Bab XVII
MURNI (Ikhlas) dalam BERAGAMA
“Padahal
mereka hanya diperintah menyembah Allah dengan ikhlas semata-mata
karena menjalankan agama, yitu berlaku lurus, menegakkan shalat
(mengingat Allah yang
tiada putus), dan menunaikan zakat (mensucikan apa-apa yang
telah dianugerahkan Allah kepadanya), dan
yang demikian itulah agama yang benar (Diynul Qayyimaah).”
(QS 98:5)
S
|
ekarang, telah
jelas dan nyata manfaat keikhlasan dalam menjalankan agama, yang
sebenarnya justru kembali kepada diri sendiri sebagai kebaikan, keselamatan,
ketenangan, dan ketentraman yang sejati. Tiadanya keikhlasan dalam beragama,
yaitu dalam setiap gerak amal perbuatan-nya sungguh akan menyesatkan. Sesat
karena timbulnya rasa takut dan meresahkan diri atau jiwa-nya, dan dapat
membelokkan arah tujuan yang sedari
awalnya benar dan mulia kepada kesalahan dan kehinaan. .
“(Iblis)
menjawab: demi kemuliaan-Mu, pasti aku akan menyesatkan mereka
semuanya, kecuali hamba-hambamu yang ikhlas diantara
mereka.” (QS 38:82-83)
Bila
direnungkan, sesungguhnya, keikhlasan adalah mutlak perlu dalam setiap amal
perbuatan. Pada penjelasan ayat di atas, yang menerangkan sumpah iblis yang
akan menyesatkan setiap diri insan kemanusiaan, kecuali mereka yang ikhlas,
tentu penafsirannya pun termasuk adalah, penyesatan yang dilakukan-nya adalah
kepada mereka yang ‘tidak memiliki keikhlasan’ dalam setiap amal
perbuatan. Tidak memiliki keikhlasan dapat pula diartikan tidak menyadari akan
pentingnya nilai keikhlasan.
Mereka ini,
jelas masih diliputi oleh pengakuan (ego) yang kuat membelenggunya,
tanpa pernah bisa lepas darinya bila tidak adanya keterpaksaan yang memaksanya
hingga tidak dapat berkutik. Contohnya, kepada atasan-nya atau bos-nya, yang
jelas langsung berhadapan dengannya, maka dia tak dapat berkutik. Maka setelah
tidak bersama bos-nya lagi, dia tidak lagi dalam kepatuhan dan kesetiaan.

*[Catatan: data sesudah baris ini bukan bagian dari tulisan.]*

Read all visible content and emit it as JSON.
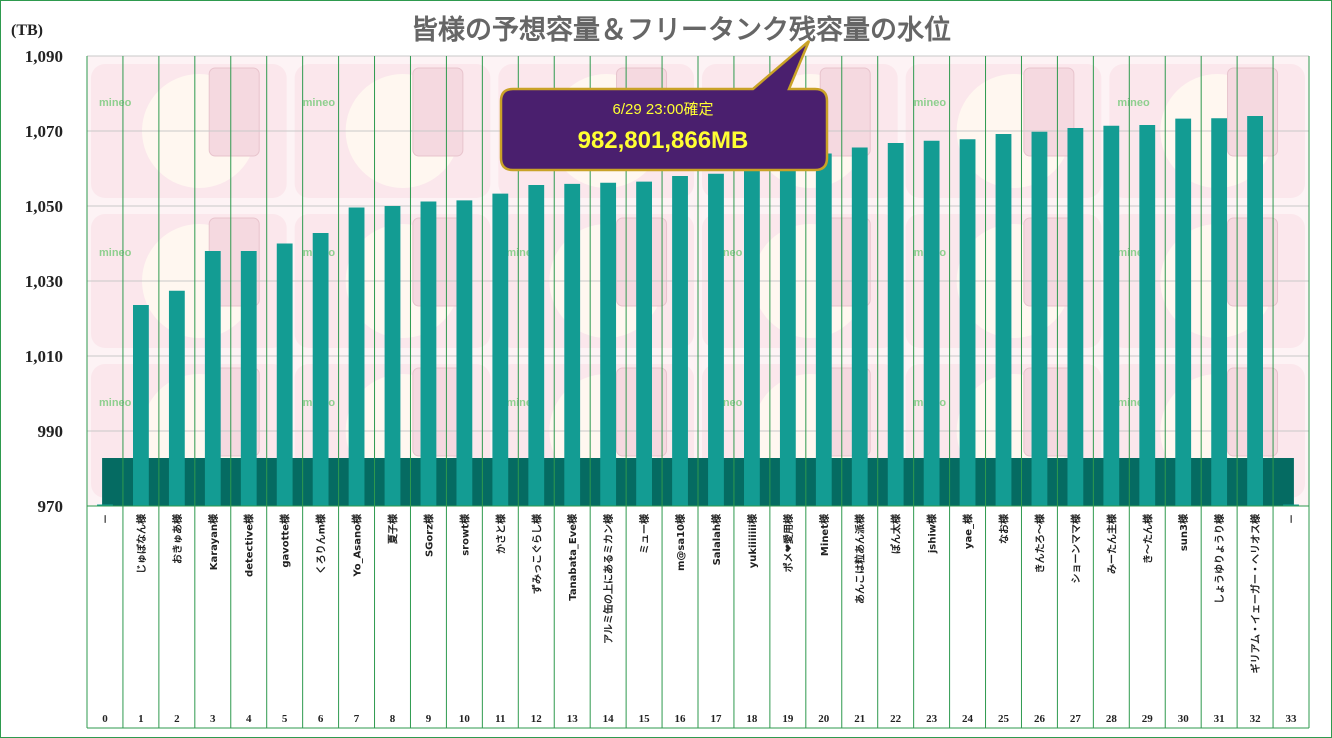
{
  "chart_data": {
    "type": "bar",
    "title": "皆様の予想容量＆フリータンク残容量の水位",
    "ylabel": "(TB)",
    "ylim": [
      970,
      1090
    ],
    "yticks": [
      970,
      990,
      1010,
      1030,
      1050,
      1070,
      1090
    ],
    "ytick_labels": [
      "970",
      "990",
      "1,010",
      "1,030",
      "1,050",
      "1,070",
      "1,090"
    ],
    "grid": true,
    "categories": [
      "0",
      "1",
      "2",
      "3",
      "4",
      "5",
      "6",
      "7",
      "8",
      "9",
      "10",
      "11",
      "12",
      "13",
      "14",
      "15",
      "16",
      "17",
      "18",
      "19",
      "20",
      "21",
      "22",
      "23",
      "24",
      "25",
      "26",
      "27",
      "28",
      "29",
      "30",
      "31",
      "32",
      "33"
    ],
    "names": [
      "－",
      "じゅぼなん様",
      "おきゅあ様",
      "Karayan様",
      "detective様",
      "gavotte様",
      "くろりんm様",
      "Yo_Asano様",
      "夏子様",
      "SGorz様",
      "srowt様",
      "かさと様",
      "ずみっこぐらし様",
      "Tanabata_Eve様",
      "アルミ缶の上にあるミカン様",
      "ミュー様",
      "m@sa10様",
      "Salalah様",
      "yukiiiiiii様",
      "ポメ❤愛用様",
      "Minet様",
      "あんこは粒あん派様",
      "ぽん太様",
      "jshiw様",
      "yae_様",
      "なお様",
      "きんたろ～様",
      "ショーンママ様",
      "みーたん主様",
      "き～たん様",
      "sun3様",
      "しょうゆりょうり様",
      "ギリアム・イェーガー・ヘリオス様",
      "－"
    ],
    "series": [
      {
        "name": "予想容量",
        "values": [
          970.4,
          1023.6,
          1027.4,
          1038.0,
          1038.0,
          1040.0,
          1042.8,
          1049.6,
          1050.0,
          1051.2,
          1051.5,
          1053.3,
          1055.6,
          1055.9,
          1056.2,
          1056.5,
          1058.0,
          1058.6,
          1061.0,
          1062.0,
          1064.0,
          1065.6,
          1066.8,
          1067.4,
          1067.8,
          1069.2,
          1069.8,
          1070.8,
          1071.4,
          1071.6,
          1073.3,
          1073.4,
          1074.0,
          970.4
        ],
        "color": "#139c93"
      },
      {
        "name": "フリータンク残容量",
        "value": 982.8,
        "color": "#056b62"
      }
    ],
    "callout": {
      "date_text": "6/29 23:00確定",
      "value_text": "982,801,866MB",
      "fill": "#4a1f6e",
      "border": "#c9a227",
      "text_color": "#ffff33"
    },
    "background_watermark": "mineo"
  }
}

Apalagi bila semakin dilunturkan oleh kebutuhan dan keinginan dari hawa nafs (jiwa)-nya.
Pengakuan
(ego)-nya akan dapat mempengaruhi lebih jauh lagi kepada kepentingan dirinya
sendiri, dan kemudian menyebar pada ketamakan atau keserakahan, untung-rugi,
ambisi jabatan atau kekuasaan, dan lain sebagainya yang merupakan ambisi pengakuan
(ego)-nya.
Segala
sesuatu, telah kita ketahui, memiliki pasangan atau lawannya, termasuk nurani
ketuhanan di dalam dadanya, maka akibat pengakuan (ego)-nya akan pula
menyebabkan hadir pula musuhnya tersebut. Semakin kuat ambisi ego-nya, maka
semakin kuat pula penentangan terhadap nurani-nya tersebut. Maka penyesatan
iblis pun semakin menguatkan ambisi diri (ego)-nya untuk dapat memenangkan pertarungan
ini, bahkan dengan cara-cara tak terpuji pula.
Sungguh
besar bahayanya akibat pengakuan (ego) dari setiap diri insan
kemanusiaan, hal ini amat mempengaruhi semua aspek kehidupan. Persaingan tidak
sehat dan saling merusak, bahkan kepada saling menumpahkan darah adalah akibat
terparahnya. Kepentingan diri dan golongan, sebuah bara kecil, perlahan tapi
pasti akan merambat dan membesar membakar aspek-aspek kehidupan sosial
kemasyarakatan, perdagangan dan ekonomi, politik, kebangsaan, hingga kepada
kehidupan umat beragama.
Pada awalnya, memang hanya demi
memenuhi keinginan dan kebutuhan dirinya sendiri saja, akan tetapi lama
kelamaan, setelah memiliki istri, bertambahlah kebutuhannya. Kemudian
kebutuhannya akan terus bertambah kepada anak dan cucu, belum lagi bila di
perjalanannya ada godaan-godaan lain. Seperti godaan wanita, teman atau kroni,
ambisi kekuasaan, dan lain-lainnya. Maka dirinya telah masuk kedalam lingkaran
setan, yang bagai berada dalam labirin yang akan menyulitkan dirinya
sendiri untuk mengurai jalan kembali kepada jalan lurus-Nya, karena telah jauh
tersesat.
“.... Kami
akan menguji kamu dengan keburukan dan kebaikan
sebagai cobaan. Dan hanya kepada Kami-lah kamu dikembalikan.” (QS 21:35)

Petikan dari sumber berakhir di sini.